Fibromyalgia is a chronic disorder that causes pain and tenderness throughout the body, as well as fatigue and trouble sleeping. Scientists do not fully understand what causes it, but people with the disorder have an increased sensitivity to pain.
This specific area of Harper’s focus — pain — is notoriously difficult to study. As Harper, an assistant professor of anesthesiology in the Emory University School of Medicine, explains, each person’s perception of pain is entirely subjective. This leaves researchers and physicians alike with no objective way to measure it. A patient’s ranking of their pain on a scale of one to 10 is often the best gauge.
One of the reasons pain is so hard to measure has to do with how the sensory system in the body is organized. Nociceptors alert a person to pain while innocuous somatosensory receptors alert a person to non-painful stimuli like touch and temperature. The problem for pain researchers is that the innocuous receptors are much more sensitive than the nociceptors, which allows someone to feel the sensations of hot, cold and pressure without feeling pain.
Because people cannot reliably tell when their nociceptors have been triggered, researchers don’t know if subjects are reacting to stimulation of innocuous receptors or nociceptors.
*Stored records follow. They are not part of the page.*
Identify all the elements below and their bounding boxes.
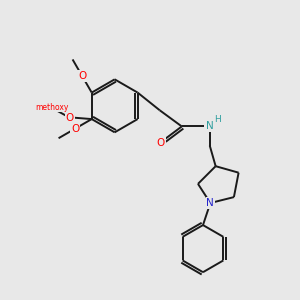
Text: O: O [78,71,86,81]
Text: O: O [157,138,165,148]
Text: N: N [206,122,214,131]
Text: methoxy: methoxy [35,103,69,112]
Text: O: O [71,124,79,134]
Text: H: H [214,116,221,124]
Text: N: N [206,198,214,208]
Text: O: O [65,112,74,123]
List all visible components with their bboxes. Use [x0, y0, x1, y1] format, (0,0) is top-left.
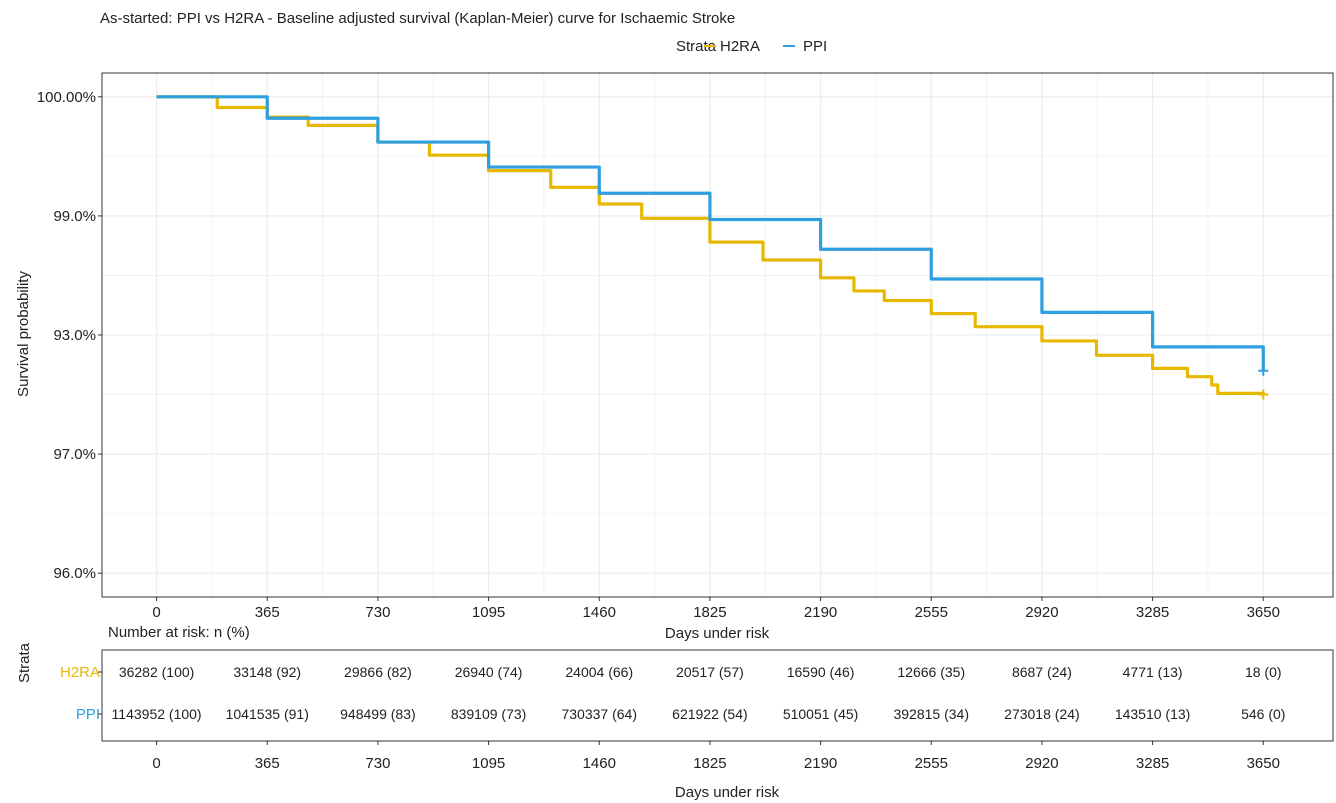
legend-h2ra-label: H2RA — [720, 38, 760, 55]
risk-cell: 24004 (66) — [565, 664, 633, 680]
y-tick-label: 97.0% — [53, 446, 96, 463]
risk-cell: 621922 (54) — [672, 706, 748, 722]
x-tick-label: 2920 — [1025, 604, 1058, 621]
risk-x-tick-label: 1095 — [472, 755, 505, 772]
risk-cell: 12666 (35) — [897, 664, 965, 680]
risk-row-label-ppi: PPI — [76, 706, 100, 723]
y-tick-label: 100.00% — [37, 89, 96, 106]
risk-x-tick-label: 2190 — [804, 755, 837, 772]
risk-table: H2RA 36282 (100) 33148 (92) 29866 (82) 26940… — [60, 664, 1285, 772]
y-tick-label: 93.0% — [53, 327, 96, 344]
risk-cell: 29866 (82) — [344, 664, 412, 680]
x-tick-label: 1460 — [583, 604, 616, 621]
survival-curves — [156, 95, 1269, 400]
y-axis: 100.00% 99.0% 93.0% 97.0% 96.0% — [37, 89, 102, 582]
risk-table-panel — [101, 649, 1334, 742]
x-tick-label: 2555 — [915, 604, 948, 621]
risk-cell: 20517 (57) — [676, 664, 744, 680]
x-tick-label: 730 — [365, 604, 390, 621]
risk-x-tick-label: 365 — [255, 755, 280, 772]
risk-x-tick-label: 1460 — [583, 755, 616, 772]
risk-cell: 4771 (13) — [1123, 664, 1183, 680]
risk-cell: 392815 (34) — [893, 706, 969, 722]
risk-cell: 16590 (46) — [787, 664, 855, 680]
risk-cell: 33148 (92) — [233, 664, 301, 680]
risk-cell: 273018 (24) — [1004, 706, 1080, 722]
risk-cell: 8687 (24) — [1012, 664, 1072, 680]
risk-x-tick-label: 2920 — [1025, 755, 1058, 772]
y-axis-label: Survival probability — [15, 271, 32, 397]
risk-x-tick-label: 1825 — [693, 755, 726, 772]
risk-table-title: Number at risk: n (%) — [108, 624, 250, 641]
risk-cell: 948499 (83) — [340, 706, 416, 722]
chart-title: As-started: PPI vs H2RA - Baseline adjus… — [100, 10, 735, 27]
plot-border — [101, 72, 1334, 598]
x-tick-label: 365 — [255, 604, 280, 621]
risk-x-tick-label: 3650 — [1247, 755, 1280, 772]
risk-cell: 1143952 (100) — [112, 706, 202, 722]
risk-cell: 510051 (45) — [783, 706, 859, 722]
risk-table-xlabel: Days under risk — [675, 784, 780, 801]
risk-x-tick-label: 0 — [152, 755, 160, 772]
risk-cell: 546 (0) — [1241, 706, 1285, 722]
risk-cell: 26940 (74) — [455, 664, 523, 680]
risk-cell: 1041535 (91) — [226, 706, 309, 722]
risk-x-tick-label: 2555 — [915, 755, 948, 772]
legend-ppi-label: PPI — [803, 38, 827, 55]
risk-cell: 730337 (64) — [561, 706, 637, 722]
legend-title: Strata — [676, 38, 717, 55]
x-tick-label: 3650 — [1247, 604, 1280, 621]
y-tick-label: 99.0% — [53, 208, 96, 225]
risk-cell: 18 (0) — [1245, 664, 1282, 680]
x-tick-label: 3285 — [1136, 604, 1169, 621]
risk-x-tick-label: 730 — [365, 755, 390, 772]
risk-cell: 143510 (13) — [1115, 706, 1191, 722]
risk-x-tick-label: 3285 — [1136, 755, 1169, 772]
risk-table-ylabel: Strata — [16, 642, 33, 683]
x-axis-label: Days under risk — [665, 625, 770, 642]
risk-cell: 36282 (100) — [119, 664, 195, 680]
x-tick-label: 1095 — [472, 604, 505, 621]
risk-cell: 839109 (73) — [451, 706, 527, 722]
y-tick-label: 96.0% — [53, 565, 96, 582]
legend: Strata H2RA PPI — [676, 38, 827, 55]
grid — [102, 73, 1333, 597]
x-axis: 0 365 730 1095 1460 1825 2190 2555 2920 3285 3650 — [152, 597, 1280, 621]
x-tick-label: 1825 — [693, 604, 726, 621]
x-tick-label: 2190 — [804, 604, 837, 621]
risk-row-label-h2ra: H2RA — [60, 664, 100, 681]
x-tick-label: 0 — [152, 604, 160, 621]
survival-curve-ppi — [156, 95, 1265, 371]
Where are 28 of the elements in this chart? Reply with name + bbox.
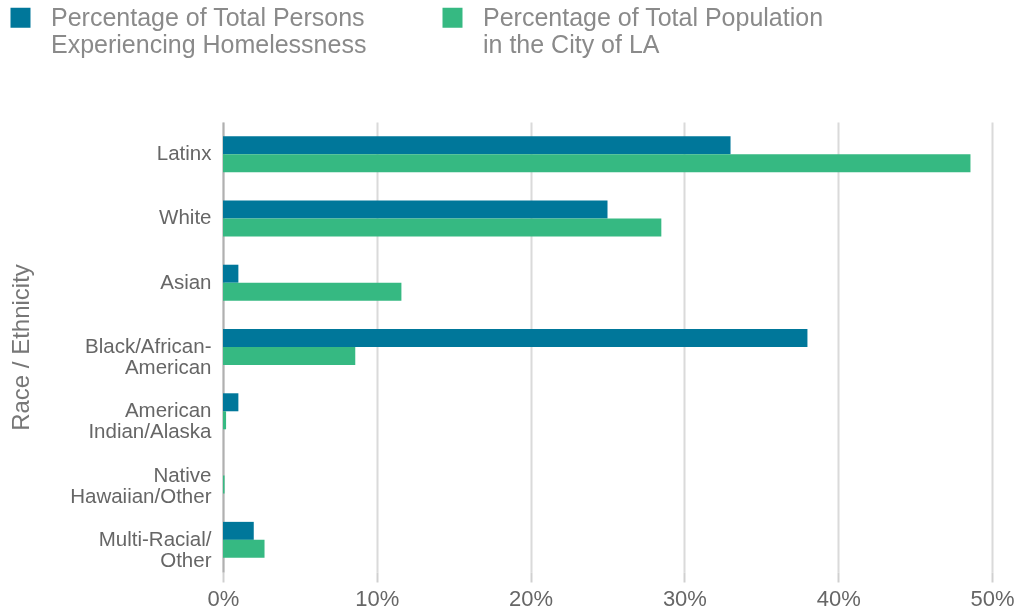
bar [223,264,239,283]
bar [223,347,356,365]
bar [223,411,227,430]
legend-label: Percentage of Total Persons Experiencing Homelessness [51,2,367,58]
x-tick-label: 30% [662,585,707,611]
bar [223,539,265,558]
y-tick-label: American Indian/Alaska [88,398,213,443]
y-tick-label: Multi-Racial/Other [98,526,212,571]
x-tick-label: 0% [207,585,240,611]
bar [223,154,971,173]
y-tick-label: Black/African-American [85,334,212,378]
bar [223,200,608,219]
bar [223,282,402,301]
bar [223,136,731,155]
x-tick-label: 20% [509,585,554,611]
bar [223,393,239,412]
x-tick-label: 40% [816,585,861,611]
y-tick-label: Native Hawaiian/Other [70,462,212,507]
bar [223,329,808,347]
bar [223,521,254,540]
y-axis-title: Race / Ethnicity [6,264,34,431]
legend-label: Percentage of Total Population in the City of LA [483,2,824,58]
y-tick-label: Asian [160,269,212,293]
x-tick-label: 50% [970,585,1015,611]
y-tick-label: Latinx [156,141,213,165]
x-tick-label: 10% [355,585,400,611]
y-tick-label: White [159,205,212,229]
bar [223,218,662,237]
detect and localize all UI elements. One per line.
This conundrum has stumped pain researchers for decades, but in his Psychophysics and Imaging Neuroscience (PaIN) Lab, Harper has developed a novel method to selectively stimulate nociceptors without activating any innocuous receptors. His work takes advantage of the fact that the innocuous receptors that detect heat are the least concentrated of any fiber type in the skin. Using a thermal contactor, Harper is able to scan a subject and find fairly large areas of skin totally devoid of innocuous warm fibers. He can then apply a warm stimulus to that area and increase its intensity until the nociceptors are triggered. Finally, he can increase the heat until the subject reports the stimulation of their nociceptors as painful.
In his current study, Harper will compare the reactions of subjects with fibromyalgia to a control group to determine if the nociceptors in people with fibromyalgia are hypersensitive.
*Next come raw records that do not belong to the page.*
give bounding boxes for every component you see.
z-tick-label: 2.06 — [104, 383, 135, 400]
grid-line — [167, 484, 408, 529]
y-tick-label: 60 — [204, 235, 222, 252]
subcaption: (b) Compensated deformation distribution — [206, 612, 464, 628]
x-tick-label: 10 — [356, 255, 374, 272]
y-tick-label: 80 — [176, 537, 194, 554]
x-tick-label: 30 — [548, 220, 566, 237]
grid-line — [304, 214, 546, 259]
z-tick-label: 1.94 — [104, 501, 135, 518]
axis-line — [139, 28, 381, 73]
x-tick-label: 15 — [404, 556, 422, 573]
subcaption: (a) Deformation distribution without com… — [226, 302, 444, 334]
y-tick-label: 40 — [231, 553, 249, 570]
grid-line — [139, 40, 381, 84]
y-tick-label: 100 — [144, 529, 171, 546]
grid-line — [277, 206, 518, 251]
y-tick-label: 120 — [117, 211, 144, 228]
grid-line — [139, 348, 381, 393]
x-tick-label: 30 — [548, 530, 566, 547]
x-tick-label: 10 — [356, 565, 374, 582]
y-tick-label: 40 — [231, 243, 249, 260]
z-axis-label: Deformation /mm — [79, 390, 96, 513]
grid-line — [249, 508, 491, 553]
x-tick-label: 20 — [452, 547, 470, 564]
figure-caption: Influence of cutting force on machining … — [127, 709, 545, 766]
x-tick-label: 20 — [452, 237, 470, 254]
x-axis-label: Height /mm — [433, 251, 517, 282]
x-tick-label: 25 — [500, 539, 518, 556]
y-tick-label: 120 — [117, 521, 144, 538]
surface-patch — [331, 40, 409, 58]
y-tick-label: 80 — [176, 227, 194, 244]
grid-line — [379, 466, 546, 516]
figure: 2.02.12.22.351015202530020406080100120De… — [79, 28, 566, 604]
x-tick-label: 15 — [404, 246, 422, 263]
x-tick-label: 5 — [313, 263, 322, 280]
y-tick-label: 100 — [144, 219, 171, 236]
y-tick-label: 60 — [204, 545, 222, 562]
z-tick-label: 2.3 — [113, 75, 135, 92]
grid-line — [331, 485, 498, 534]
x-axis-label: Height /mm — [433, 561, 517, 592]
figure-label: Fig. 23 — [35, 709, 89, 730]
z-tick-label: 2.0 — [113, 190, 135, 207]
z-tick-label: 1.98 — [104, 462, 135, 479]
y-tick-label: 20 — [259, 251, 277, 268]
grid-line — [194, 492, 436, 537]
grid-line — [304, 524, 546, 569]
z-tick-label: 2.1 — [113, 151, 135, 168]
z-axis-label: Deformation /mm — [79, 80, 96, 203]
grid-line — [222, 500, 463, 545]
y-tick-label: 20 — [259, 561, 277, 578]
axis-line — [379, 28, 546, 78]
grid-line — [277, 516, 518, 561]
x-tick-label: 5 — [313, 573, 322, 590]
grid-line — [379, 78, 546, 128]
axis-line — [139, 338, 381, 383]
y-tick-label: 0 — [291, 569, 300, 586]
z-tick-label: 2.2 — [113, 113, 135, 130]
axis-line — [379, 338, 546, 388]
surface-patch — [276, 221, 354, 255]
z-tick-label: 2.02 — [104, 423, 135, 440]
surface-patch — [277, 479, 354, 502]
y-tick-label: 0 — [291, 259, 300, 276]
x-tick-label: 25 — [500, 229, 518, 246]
Harper’s subjects will also receive the stimulation while they are in an MRI scanner, which will measure the underlying brain activities associated with the stimulation of nociceptors in different areas of the brain. The interpretation of this brain activity will be simpler because the picture will not be muddied by additional signals coming from the innocuous system. “This is a much cleaner way to measure the processing of pain signals in the brain, enabling us to measure a ‘pure pain’ signal.”
While his current study focuses on fibromyalgia, Harper believes this novel method of pain measurement could be useful across a host of other conditions. “My goal for this technique would be to make it easy for researchers to put the protocols out there in an open science framework,” says Harper. “That way, researchers all over the world could use this technique to measure the sensitivity of nociceptors in a noninvasive, unbiased fashion. And with that, hopefully make it more widely applicable in the research setting.”
Ultimately, Harper hopes this research on the underlying mechanisms of pain will lead to better treatments for those suffering with fibromyalgia and other chronic pain conditions.